DECH-MANNA COMPOSITION No. II.
LYMPHOGEN (LYMPH CELL PRODUCER.)

(a). In nearly every tissue and organ of the body there is a marvelous
network of vessels, called the lymphatics. These are busily at work
taking up and making over waste fluids or surplus materials derived from
the blood and tissues generally. The lymphatics seem to spring from the
parts in which they are found, like the rootlets of a plant in the soil.
They carry a turbid, slightly yellowish fluid, called lymph, very much
like blood without the red corpuscles. The lymph is carried to the
lymphatic glands where it undergoes certain changes to fit it for
entering the blood.

It is a fact that very few doctors know, that the whole nervous system
can only be fed by the lymph, whose central station is the so-called
ductus thoracicus (thoracic duct), in the upper region of the chest. As
there is no pulsation or magnetism connected with the same, the body
must lie down and rest at night.

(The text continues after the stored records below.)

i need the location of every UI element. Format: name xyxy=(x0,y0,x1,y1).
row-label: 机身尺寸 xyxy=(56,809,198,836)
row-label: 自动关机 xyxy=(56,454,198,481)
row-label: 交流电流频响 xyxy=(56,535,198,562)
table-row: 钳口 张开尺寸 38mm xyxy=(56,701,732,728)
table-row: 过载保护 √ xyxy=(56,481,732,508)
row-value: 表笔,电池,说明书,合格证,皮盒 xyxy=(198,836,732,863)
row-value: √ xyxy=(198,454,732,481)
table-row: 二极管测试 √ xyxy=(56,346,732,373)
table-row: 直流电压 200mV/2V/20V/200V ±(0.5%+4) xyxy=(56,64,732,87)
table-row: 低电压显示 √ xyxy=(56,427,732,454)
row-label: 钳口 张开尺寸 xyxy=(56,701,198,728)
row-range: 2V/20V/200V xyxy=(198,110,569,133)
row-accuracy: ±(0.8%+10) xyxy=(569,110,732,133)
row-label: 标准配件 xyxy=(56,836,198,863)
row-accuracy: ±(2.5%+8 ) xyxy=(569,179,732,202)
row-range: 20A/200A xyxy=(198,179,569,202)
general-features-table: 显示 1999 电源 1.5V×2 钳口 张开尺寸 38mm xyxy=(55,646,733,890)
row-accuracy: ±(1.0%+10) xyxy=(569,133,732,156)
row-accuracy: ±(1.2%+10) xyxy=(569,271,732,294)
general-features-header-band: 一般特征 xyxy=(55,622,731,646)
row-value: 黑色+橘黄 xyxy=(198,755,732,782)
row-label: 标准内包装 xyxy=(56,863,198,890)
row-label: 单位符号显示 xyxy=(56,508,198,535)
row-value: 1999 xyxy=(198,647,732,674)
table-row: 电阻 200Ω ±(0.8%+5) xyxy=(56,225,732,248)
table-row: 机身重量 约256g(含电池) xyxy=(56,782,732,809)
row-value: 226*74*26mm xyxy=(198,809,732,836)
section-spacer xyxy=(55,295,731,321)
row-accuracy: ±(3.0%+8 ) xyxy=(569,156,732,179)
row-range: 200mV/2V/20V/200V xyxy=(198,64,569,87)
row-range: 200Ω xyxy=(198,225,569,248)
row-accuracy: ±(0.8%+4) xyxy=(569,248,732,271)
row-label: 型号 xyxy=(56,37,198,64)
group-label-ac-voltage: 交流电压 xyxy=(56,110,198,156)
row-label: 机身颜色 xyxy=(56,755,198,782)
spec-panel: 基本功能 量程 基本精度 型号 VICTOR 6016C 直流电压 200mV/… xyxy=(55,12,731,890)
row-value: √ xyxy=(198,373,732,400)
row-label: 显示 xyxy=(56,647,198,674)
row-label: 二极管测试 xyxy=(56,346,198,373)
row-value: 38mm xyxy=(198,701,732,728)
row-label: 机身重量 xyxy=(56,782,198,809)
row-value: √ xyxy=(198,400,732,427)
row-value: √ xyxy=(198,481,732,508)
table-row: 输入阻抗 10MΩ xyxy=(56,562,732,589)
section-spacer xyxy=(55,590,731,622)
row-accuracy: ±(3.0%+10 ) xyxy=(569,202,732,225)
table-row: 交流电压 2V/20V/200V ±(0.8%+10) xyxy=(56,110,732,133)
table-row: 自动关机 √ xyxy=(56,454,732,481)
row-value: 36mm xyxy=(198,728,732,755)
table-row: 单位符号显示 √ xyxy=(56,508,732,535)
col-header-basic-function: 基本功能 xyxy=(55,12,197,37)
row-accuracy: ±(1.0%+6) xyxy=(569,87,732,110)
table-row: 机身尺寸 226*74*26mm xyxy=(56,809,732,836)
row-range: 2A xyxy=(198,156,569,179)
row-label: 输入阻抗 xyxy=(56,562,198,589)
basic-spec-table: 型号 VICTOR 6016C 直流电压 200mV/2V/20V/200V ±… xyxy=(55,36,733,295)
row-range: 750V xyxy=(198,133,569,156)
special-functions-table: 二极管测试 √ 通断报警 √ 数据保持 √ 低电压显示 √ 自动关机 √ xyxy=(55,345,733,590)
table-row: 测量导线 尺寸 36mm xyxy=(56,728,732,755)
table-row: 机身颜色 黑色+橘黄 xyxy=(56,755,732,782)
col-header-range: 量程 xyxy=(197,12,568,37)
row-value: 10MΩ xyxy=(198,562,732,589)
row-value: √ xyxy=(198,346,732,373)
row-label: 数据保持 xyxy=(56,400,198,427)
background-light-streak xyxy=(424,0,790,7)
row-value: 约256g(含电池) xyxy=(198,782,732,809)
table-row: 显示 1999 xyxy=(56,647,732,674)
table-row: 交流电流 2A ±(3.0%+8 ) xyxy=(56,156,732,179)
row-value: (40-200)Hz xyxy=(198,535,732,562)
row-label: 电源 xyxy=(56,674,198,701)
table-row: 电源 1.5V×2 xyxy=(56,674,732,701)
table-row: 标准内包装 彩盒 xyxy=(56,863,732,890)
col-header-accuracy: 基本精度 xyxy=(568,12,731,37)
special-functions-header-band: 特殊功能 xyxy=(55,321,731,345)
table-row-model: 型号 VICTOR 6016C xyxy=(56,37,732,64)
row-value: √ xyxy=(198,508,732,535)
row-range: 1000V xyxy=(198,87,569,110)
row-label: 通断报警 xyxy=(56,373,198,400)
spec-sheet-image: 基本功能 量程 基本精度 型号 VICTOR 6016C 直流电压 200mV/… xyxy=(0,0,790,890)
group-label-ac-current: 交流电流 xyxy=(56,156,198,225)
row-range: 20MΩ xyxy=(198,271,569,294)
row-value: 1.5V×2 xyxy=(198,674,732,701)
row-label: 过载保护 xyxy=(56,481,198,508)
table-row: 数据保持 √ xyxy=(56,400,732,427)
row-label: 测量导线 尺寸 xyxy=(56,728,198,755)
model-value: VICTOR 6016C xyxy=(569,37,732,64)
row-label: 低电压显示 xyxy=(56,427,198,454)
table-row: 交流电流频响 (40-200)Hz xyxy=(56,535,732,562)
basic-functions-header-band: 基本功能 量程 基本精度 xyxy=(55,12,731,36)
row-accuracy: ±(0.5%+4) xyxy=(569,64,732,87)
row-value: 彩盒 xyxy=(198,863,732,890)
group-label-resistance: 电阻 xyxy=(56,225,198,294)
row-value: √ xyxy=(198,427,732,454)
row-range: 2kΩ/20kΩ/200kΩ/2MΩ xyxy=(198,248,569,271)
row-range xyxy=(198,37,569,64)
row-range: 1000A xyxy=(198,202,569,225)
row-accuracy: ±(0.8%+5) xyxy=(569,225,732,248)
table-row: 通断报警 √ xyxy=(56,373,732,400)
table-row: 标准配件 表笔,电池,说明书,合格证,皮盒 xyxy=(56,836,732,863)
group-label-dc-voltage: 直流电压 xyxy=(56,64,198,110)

Then and only then is the system
enabled to feed all the nerve centers, especially through the influence
of the sympathetic nerve system, which may be said to work in the form
of a relay station, through its inherent power from the very beginning.
Therefore, it becomes quite a task to regenerate a broken-down nervous
system, for those practitioners who are not familiar with physiological
chemistry--that is, life chemistry, which teaches the composition of the
tissues. The law of chemotaxis will explain it. The lymphatic system
also plays a great part in constitutional diseases of the blood. Every
degeneration of the blood cells, or dysaemia, is influenced more or less
by the perfect condition of the lymphatic fluid. All cachectic or
morbid nutrition conditions are due to imperfect lymph.